Their defense attorneys argued that two teenage boys were railroaded, bullied, and coerced into giving false confessions. Surveillance videos show detectives relentlessly questioning the boys and pressuring them with threats. One detective pulled out a gun and placed it beside one of the teens.
Detectives said that Scott and Springsteen gave similar accounts to what happened without coercion, and that they also detailed things about the crime scene that only the killers would know. For instance, Springsteen knew how Amy was positioned and knew the type of gun used to kill her.

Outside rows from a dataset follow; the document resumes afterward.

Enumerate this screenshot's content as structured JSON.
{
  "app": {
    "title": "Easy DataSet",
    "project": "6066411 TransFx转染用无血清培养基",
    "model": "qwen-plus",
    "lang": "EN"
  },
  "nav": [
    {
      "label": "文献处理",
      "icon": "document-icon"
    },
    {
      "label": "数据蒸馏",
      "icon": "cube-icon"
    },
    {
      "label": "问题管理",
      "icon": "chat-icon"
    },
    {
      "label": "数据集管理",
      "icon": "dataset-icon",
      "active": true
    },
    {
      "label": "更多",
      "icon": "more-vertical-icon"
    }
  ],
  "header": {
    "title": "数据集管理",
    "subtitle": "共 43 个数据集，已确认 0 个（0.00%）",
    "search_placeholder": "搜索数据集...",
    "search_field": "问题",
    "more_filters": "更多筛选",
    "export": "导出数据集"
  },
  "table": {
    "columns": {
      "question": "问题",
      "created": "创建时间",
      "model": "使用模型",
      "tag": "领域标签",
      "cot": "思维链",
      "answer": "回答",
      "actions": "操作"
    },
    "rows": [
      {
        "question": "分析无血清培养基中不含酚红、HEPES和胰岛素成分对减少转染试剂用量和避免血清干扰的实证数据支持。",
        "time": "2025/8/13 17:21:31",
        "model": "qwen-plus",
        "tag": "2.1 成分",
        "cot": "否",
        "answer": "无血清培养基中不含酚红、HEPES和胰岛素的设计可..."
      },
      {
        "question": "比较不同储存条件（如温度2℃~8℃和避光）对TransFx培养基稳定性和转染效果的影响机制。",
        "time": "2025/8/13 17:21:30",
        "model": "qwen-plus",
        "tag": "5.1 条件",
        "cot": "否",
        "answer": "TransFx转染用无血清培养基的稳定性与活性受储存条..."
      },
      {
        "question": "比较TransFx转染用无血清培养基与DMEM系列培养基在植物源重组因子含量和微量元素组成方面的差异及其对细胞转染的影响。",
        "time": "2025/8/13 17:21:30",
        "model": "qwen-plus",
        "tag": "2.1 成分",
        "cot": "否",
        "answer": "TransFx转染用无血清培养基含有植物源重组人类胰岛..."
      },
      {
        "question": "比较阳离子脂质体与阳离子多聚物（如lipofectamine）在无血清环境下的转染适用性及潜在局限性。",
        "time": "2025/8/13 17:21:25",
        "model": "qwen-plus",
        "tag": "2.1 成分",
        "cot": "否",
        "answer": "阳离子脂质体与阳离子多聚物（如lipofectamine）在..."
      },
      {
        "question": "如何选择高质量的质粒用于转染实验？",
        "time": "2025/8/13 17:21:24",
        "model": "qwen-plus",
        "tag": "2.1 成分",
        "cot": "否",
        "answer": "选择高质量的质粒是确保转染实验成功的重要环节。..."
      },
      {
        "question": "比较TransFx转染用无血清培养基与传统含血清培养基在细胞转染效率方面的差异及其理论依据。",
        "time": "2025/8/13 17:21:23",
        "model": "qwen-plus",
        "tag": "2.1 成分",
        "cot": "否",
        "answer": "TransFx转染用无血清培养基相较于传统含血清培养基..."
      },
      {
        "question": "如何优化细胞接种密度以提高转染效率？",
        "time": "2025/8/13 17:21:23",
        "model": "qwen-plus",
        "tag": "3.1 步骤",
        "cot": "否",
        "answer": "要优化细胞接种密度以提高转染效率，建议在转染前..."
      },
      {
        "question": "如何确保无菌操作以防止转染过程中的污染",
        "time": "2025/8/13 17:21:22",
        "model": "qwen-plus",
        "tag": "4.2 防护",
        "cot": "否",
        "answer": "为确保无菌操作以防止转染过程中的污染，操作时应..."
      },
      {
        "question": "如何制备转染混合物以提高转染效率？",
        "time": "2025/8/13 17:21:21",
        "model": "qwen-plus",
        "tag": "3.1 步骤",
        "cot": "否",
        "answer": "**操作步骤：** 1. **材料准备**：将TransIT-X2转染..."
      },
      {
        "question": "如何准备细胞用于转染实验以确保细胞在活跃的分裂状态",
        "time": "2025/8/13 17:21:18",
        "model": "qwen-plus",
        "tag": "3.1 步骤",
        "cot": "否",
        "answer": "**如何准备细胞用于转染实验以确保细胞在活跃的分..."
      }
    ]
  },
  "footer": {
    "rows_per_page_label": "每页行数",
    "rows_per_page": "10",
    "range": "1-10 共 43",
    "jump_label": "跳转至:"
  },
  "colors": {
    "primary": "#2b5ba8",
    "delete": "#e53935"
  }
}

Sgt. Ron Lara, who questioned both teens at the time, said there’s no doubt in his mind that they arrested the guilty parties. Nevertheless, the DNA found didn’t match any of the four suspects, and there was no other evidence linking them to the crime.
Meanwhile, Pierce was reportedly suffering anxiety attacks stemming from the murder investigation. In 2011, he was killed in a run-in with police, after he pulled a knife out and stabbed one of the officers. Family members said Pierce hadn’t been the same since the 1991 murders, and always thought the police were out to get him. In reality, he was stopped for a traffic infraction and allegedly panicked.
The same year Pierce was killed, Springsteen filed a lawsuit against the state, seeking $700,000 for the wrongful conviction. While the lawsuit currently hangs in limbo, prosecutors are adamant that since Springsteen still remains a suspect in the case, the lawsuit is simply “legal fiction.”
Detectives are still working on finding more evidence in the murders, but for now, it remains an unsolved mystery. In the meantime, the senseless killings of four girls persistently hangs in the air in Austin, while many locals await a conclusion that may never come.